276 - Radiogenomic Deep Ensemble Learning for Identifying Radionecrosis Following Brain Metastasis Stereotactic Radiosurgery (SRS)

J. Zhao¹, E. J. Vaios¹, Z. Yang², S. H. Robertson¹, J. Ginn¹, K. Lu¹, F. F. Yin², Z. J. Reitman¹, J. P. Kirkpatrick¹, S. R. Floyd³, P. Fecci¹, and C. Wang¹; ¹Duke University, Durham, NC, ²Duke Kunshan University, Kunshan, China, ³Department of Radiation Oncology, Duke University Medical Center, Durham, NC

Purpose/Objective(s): Stereotactic radiosurgery (SRS) is a widely used treatment for brain metastases (BM), but the risk of radionecrosis poses a challenge in post-SRS management. Given the lack of non-invasive imaging methods for distinguishing radionecrosis from recurrence, our goal was to design a deep ensemble learning model that integrates patient clinical features and genomic profiles to identify radionecrosis in BM patients showing post-SRS radiographic progression. Materials/

Methods: We studied 90 BMs from 62 non-small cell lung cancer (NSCLC) patients, with 27 biopsy-confirmed post-SRS local recurrences. Clinical features, including patient age, BM location, SRS prescription, KPS, chemo/targeted therapy, immunotherapy, steroid, and genomic features (specifically, seven NSCLC driver mutations), were collected. We first analyzed the 3-month post-SRS high-resolution T1+c volume: a 3D volume-of-interest (VOI) centered on each BM was determined based on the SRS V60% isodose volume.

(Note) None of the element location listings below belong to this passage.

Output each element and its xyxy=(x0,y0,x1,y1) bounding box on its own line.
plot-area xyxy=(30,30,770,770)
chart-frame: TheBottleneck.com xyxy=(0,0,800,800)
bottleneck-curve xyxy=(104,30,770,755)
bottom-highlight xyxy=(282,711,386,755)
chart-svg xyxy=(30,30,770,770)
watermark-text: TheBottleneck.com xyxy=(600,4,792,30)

A deep neural network (DNN) resembling the U-nets encoding path was trained for radionecrosis/recurrence prediction using the VOI as input. Preceding the binary prediction output, latent variables within the DNN were extracted as 1024 deep features. An ensemble learning model was then developed, comprising two sub-models that fused deep features with clinical (D+C) or genomic (D+G) features. We employed our previous positional encoding (PE) method to optimally fuse the low-dimensional clinical/genomic features with the high-dimensional image features to conquer the ‘curse of dimensionality’. Following this, the post-fusion feature in each sub-model yielded a logit result (i.e., radionecrosis/recurrence) after traversing fully connected layers. The ensembles final output was the synthesized result of these two sub-models’ logits via logistic regression. Model training employed an 8:2 train/test split, and 10 model versions were developed for robustness evaluation. Performance metrics were compared against image-only DNN model and D+C and D+G sub-models.

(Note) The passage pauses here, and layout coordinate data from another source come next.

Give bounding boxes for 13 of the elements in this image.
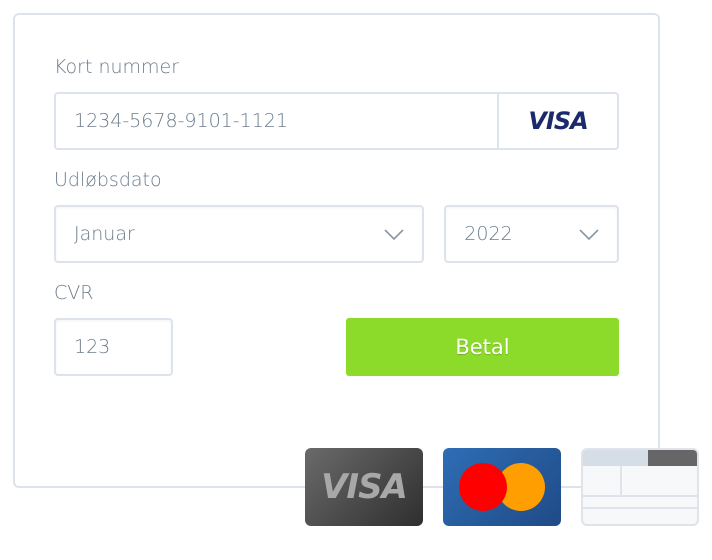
card-brand-text: VISA (497, 94, 617, 148)
chevron-down-icon (384, 228, 404, 240)
field-label: Udløbsdato (54, 168, 163, 192)
month-dropdown[interactable]: Januar (54, 205, 424, 263)
cvr-field[interactable]: 123 (54, 318, 173, 376)
field-label: Kort nummer (54, 55, 180, 79)
overlapping-circles-icon (459, 463, 545, 511)
card-brand-text: VISA (321, 467, 407, 507)
field-label: CVR (54, 281, 94, 305)
card-number-field[interactable]: 1234-5678-9101-1121 VISA (54, 92, 619, 150)
chevron-down-icon (579, 228, 599, 240)
card-number-value: 1234-5678-9101-1121 (73, 109, 289, 134)
year-dropdown[interactable]: 2022 (444, 205, 619, 263)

Results: The deep ensemble model showed excellent performance on the test set, with ROC_AUC = 0.91±0.04, sensitivity = 0.87±0.16, specificity = 0.86±0.08, and accuracy = 0.87±0.04. This outperformed the image-only DNN result (ROC_AUC: 0.71±0.05, sensitivity: 0.66±0.32), D+C result (ROC_AUC: 0.82±0.03, sensitivity: 0.67±0.17), and D+G result (ROC_AUC: 0.83±0.02, sensitivity: 0.76±0.22).
Conclusion: The radiogenomic deep ensemble model achieved the best performance among existing models in distinguishing BM radionecrosis from recurrence using 3-month post-SRS T1+c MR images, clinical features, and genomic features. This highlights the potential of artificial intelligence in clinical decision-making for BM management, warranting further investigation into its clinical applications.